Sulla nuova regola della spesa inserita nelle bozze di lavoro del nuovo patto europeo di stabilità e crescita il riserbo è assoluto. Questa regola incide sulla dinamica dei bilanci nazionali ponendo un tetto alla loro espansione sulla base dei dati di una media temporale.

Anche i pochi che ne parlano continuano a sottolineare che ogni riferimento riguarderebbe sempre e solo la spesa primaria e, cioè al netto degli interessi che paghiamo sul debito, facendo finta di ignorare che per noi è già così e che peraltro non è chiaro se il vantaggio riguarderebbe solo lo stock iniziale di spesa per interessi o anche quelli a venire. Il punto chiave nuovo per l’Italia è che si discute di porre un tetto alla crescita della spesa collocato a un massimo dell’1,6% annuo frutto di una media di lungo termine mentre noi già oggi cresciamo del 2,5%.
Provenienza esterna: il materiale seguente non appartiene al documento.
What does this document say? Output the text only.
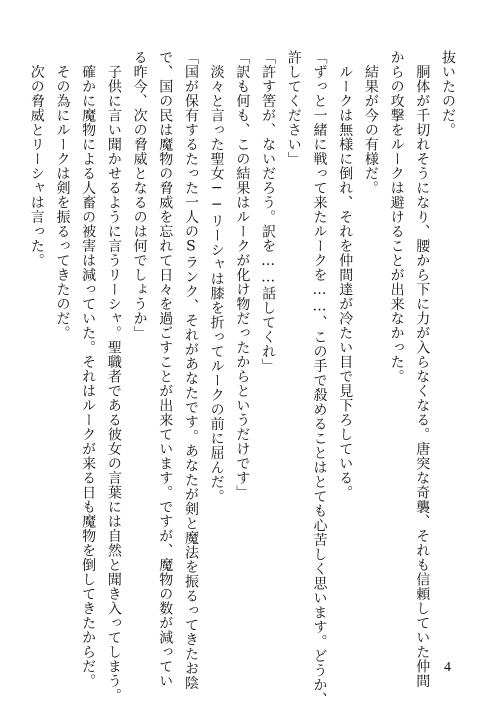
抜いたのだ。
　胴体が千切れそうになり、腰から下に力が入らなくなる。唐突な奇襲、それも信頼していた仲間
からの攻撃をルークは避けることが出来なかった。
　結果が今の有様だ。
　ルークは無様に倒れ、それを仲間達が冷たい目で見下ろしている。
「ずっと一緒に戦って来たルークを……、この手で殺めることはとても心苦しく思います。どうか、
許してください」
「許す筈が、ないだろう。訳を……話してくれ」
「訳も何も、この結果はルークが化け物だったからというだけです」
　淡々と言った聖女──リーシャは膝を折ってルークの前に屈んだ。
「国が保有するたった一人のSランク、それがあなたです。あなたが剣と魔法を振るってきたお陰
で、国の民は魔物の脅威を忘れて日々を過ごすことが出来ています。ですが、魔物の数が減ってい
る昨今、次の脅威となるのは何でしょうか」
　子供に言い聞かせるように言うリーシャ。聖職者である彼女の言葉には自然と聞き入ってしまう。
　確かに魔物による人畜の被害は減っていた。それはルークが来る日も魔物を倒してきたからだ。
　その為にルークは剣を振るってきたのだ。
　次の脅威とリーシャは言った。
4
Ovviamente al netto degli interessi e degli stabilizzatori automatici oltre che a pressione fiscale invariata. Il ragionamento di base è che è vero che per fare scendere il debito rispetto al prodotto interno lordo (Pil) di un Paese la via maestra è la crescita, ma tenere sotto controllo la spesa pubblica primaria è un cammino parallelo ugualmente importante da percorrere. Insomma: la spesa primaria non potrebbe crescere più di un certo ammontare. Il punto è che in Italia pensioni, assistenza, sanità e stipendi rappresentano più della metà del bilancio pubblico nazionale e con l’inflazione che è tornata a salire questa nuova regola della spesa impedirebbe di fare quelle perequazioni automatiche che già oggi si fanno in modo insufficiente e determinano ai valori attuali quasi un punto in più di spesa rispetto al vincolo che la nuova regola imporrebbe.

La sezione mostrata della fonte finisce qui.